- O juiz determinou que Justin Baldoni deve pagar as custas legais de Blake Lively, mas ela não tem direito a danos adicionais.
- A decisão ocorreu após o acordo entre as partes em início de maio, antes do julgamento, sem compensação financeira para ambas as partes.
- A lei de Ações de Difamação Tecnologicamente Potencializadas da Califórnia foi citada, mas o tribunal concluiu que ela não contorna regras processuais federais para conceder danos compensatórios ou punitivos.
- O tribunal negou a moção de Lively por danos triplicados e punitivos, alegando não haver evidência de malícia por parte de Baldoni ou da Wayfarer Studios.
- O countersuit de Baldoni, de cerca de 400 milhões de dólares, foi judicialmente rejeitado em junho de 2025; acusações de assédio de Lively contra Baldoni foram retiradas pelo juiz em abril.
Justin Baldoni deverá arcar com as custas legais de Blake Lively, sem que haja direito a novas indenizações relacionadas ao encerramento da ação de difamação de Baldoni contra a ex-colega de It Ends With Us. A decisão foi anunciada nesta sexta-feira por um tribunal dos EUA.
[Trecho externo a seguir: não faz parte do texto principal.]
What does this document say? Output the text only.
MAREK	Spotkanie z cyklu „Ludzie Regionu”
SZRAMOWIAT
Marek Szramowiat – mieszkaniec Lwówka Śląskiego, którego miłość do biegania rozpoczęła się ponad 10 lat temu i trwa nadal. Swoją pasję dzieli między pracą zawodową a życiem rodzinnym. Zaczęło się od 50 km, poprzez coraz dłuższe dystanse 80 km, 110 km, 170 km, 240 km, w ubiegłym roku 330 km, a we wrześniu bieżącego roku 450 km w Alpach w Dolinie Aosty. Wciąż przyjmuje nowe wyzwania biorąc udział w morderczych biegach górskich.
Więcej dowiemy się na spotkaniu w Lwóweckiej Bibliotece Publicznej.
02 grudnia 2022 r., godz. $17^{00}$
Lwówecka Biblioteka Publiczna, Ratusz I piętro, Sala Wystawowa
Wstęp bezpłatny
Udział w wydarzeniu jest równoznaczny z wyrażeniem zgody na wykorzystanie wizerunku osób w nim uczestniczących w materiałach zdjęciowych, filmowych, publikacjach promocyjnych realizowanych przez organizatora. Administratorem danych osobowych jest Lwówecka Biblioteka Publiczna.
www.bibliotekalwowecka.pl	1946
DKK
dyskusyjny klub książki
O litígio envolveu acusações de ambiente de trabalho tóxico e discriminatório na produção de It Ends With Us. Lively acusou Baldoni e a Wayfarer Studios, de promoverem condutas inadequadas; Baldoni apresentou uma countersuit de US$ 400 milhões, que foi rejeitada em 2025.
O caso havia sido resolvido em início de maio, com acordo entre as partes que não envolveu pagamento de compensação para ambas as partes. Ainda assim, as advogadas de Lively mantiveram a posição de buscar danos e custas relacionadas ao fim da ação de Baldoni.
Decisão judicial e fundamentação
A corte avaliou a aplicação da California Weaponized Defamation Lawsuits Act, que permite certos tipos de reparação diante de ações de difamação consideradas maliciosas. Segundo o juiz, a lei não contorna importantes regras processuais federais dedicadas à proteção das partes.
O juiz Lewis Liman explicou que a exceção prevista pela norma é restrita a tipos específicos de alívio, não incluindo danos compensatórios ou punitivos. Não houve evidências de malícia por parte de Baldoni ou da produção Wayfarer.
Representantes de Baldoni e Lively não comentaram imediatamente a decisão ao Rolling Stone. A cobertura do caso segue para avaliação de eventuais recursos ou novas medidas relacionadas ao desfecho processual.